Arabian Gulf carriers who spent years rapidly expanding into markets from South America to Africa are under pressure to adapt to weaker markets, overcapacity and a stronger US dollar.

The restructuring at the Dubai carrier involves moving employees into new positions in which staff have been both promoted and demoted, a spokeswoman said, adding that a “very small number” of staff had been affected.

“Where roles were impacted, full support has been given to explore redeployment opportunities within the organisation,” the spokeswoman said.

Sources told Reuters in December that Emirates had offered redundancies to staff working in its head office in Dubai as part of a review of its workforce.

About 1,000 employees have left Emirates in the past three months “for various reasons and largely through natural attrition,” the spokeswoman said.

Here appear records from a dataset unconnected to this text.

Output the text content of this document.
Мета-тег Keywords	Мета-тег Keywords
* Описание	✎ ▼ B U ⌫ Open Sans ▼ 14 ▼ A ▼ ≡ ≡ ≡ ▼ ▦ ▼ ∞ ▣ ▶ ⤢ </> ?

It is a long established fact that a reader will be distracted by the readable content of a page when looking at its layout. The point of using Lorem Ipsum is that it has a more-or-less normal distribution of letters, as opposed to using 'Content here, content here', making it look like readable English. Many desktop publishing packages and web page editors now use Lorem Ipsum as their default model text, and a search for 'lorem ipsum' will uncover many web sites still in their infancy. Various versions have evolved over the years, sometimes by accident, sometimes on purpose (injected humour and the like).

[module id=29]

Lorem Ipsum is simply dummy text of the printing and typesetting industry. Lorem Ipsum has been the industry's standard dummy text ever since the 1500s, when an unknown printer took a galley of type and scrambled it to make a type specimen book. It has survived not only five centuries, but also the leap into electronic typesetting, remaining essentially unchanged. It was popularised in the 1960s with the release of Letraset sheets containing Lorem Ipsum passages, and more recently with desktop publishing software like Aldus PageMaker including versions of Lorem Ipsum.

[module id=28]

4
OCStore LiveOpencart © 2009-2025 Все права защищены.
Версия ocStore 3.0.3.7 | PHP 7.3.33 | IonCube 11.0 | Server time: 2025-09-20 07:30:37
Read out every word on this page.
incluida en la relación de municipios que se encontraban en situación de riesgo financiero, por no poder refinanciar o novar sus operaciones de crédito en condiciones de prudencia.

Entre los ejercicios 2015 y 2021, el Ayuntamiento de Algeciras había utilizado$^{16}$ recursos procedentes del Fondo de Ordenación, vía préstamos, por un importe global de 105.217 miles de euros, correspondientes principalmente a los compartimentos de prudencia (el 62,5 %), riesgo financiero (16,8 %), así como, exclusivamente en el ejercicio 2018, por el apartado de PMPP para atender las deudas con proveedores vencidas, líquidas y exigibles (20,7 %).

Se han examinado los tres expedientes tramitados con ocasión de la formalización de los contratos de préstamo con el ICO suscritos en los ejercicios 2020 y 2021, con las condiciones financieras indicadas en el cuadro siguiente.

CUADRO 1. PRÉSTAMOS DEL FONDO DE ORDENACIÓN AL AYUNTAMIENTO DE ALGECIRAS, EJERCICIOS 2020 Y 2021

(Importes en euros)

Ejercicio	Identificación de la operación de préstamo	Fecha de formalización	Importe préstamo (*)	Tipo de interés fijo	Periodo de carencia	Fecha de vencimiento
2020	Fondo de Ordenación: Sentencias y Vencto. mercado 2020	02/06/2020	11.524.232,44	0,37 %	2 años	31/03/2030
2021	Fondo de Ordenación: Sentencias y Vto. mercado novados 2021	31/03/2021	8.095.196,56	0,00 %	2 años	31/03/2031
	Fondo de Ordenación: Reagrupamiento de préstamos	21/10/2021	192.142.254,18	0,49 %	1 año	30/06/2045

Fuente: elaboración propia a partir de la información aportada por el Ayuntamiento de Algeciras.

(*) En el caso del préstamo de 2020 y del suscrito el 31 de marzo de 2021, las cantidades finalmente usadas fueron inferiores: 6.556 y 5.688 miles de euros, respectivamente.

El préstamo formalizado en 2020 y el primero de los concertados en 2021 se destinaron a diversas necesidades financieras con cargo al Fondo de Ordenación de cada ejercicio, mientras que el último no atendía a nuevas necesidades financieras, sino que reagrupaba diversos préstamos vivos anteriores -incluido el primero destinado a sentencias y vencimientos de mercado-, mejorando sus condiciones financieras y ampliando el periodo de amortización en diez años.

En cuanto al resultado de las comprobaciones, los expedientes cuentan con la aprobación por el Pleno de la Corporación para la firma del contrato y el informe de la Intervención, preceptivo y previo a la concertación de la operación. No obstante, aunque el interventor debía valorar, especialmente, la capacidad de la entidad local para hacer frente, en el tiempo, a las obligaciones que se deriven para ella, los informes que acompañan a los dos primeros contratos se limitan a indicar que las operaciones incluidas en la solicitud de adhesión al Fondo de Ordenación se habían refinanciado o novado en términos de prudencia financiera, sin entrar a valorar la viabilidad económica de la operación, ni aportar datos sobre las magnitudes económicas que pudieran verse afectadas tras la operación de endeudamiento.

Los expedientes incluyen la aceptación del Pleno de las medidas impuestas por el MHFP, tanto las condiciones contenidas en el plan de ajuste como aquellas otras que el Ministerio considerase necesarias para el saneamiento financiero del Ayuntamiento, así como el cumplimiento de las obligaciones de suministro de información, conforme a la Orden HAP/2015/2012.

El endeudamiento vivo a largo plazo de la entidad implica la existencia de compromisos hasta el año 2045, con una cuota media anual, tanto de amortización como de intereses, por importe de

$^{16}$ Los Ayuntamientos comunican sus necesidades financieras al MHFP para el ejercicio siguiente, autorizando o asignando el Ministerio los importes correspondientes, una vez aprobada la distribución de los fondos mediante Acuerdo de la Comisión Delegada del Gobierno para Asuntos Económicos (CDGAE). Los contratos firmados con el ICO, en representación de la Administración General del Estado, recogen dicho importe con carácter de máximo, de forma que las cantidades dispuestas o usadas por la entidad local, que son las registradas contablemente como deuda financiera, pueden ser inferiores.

“This is no different from previous years. Role and structure reviews in some areas impacted less than 40 staff during this same period, and a number of these were on a voluntary basis,” the spokeswoman said, adding the company continues to hire new staff.

Emirates, including associated companies under the Emirates Group, employs 103,000 staff, which means the 1,000 jobs gone represent about 1 per cent of its workforce.

While Emirates has also said that it could cut routes, it has recently announced that it was expanding its network, with flights to Zagreb and Newark due to start this year.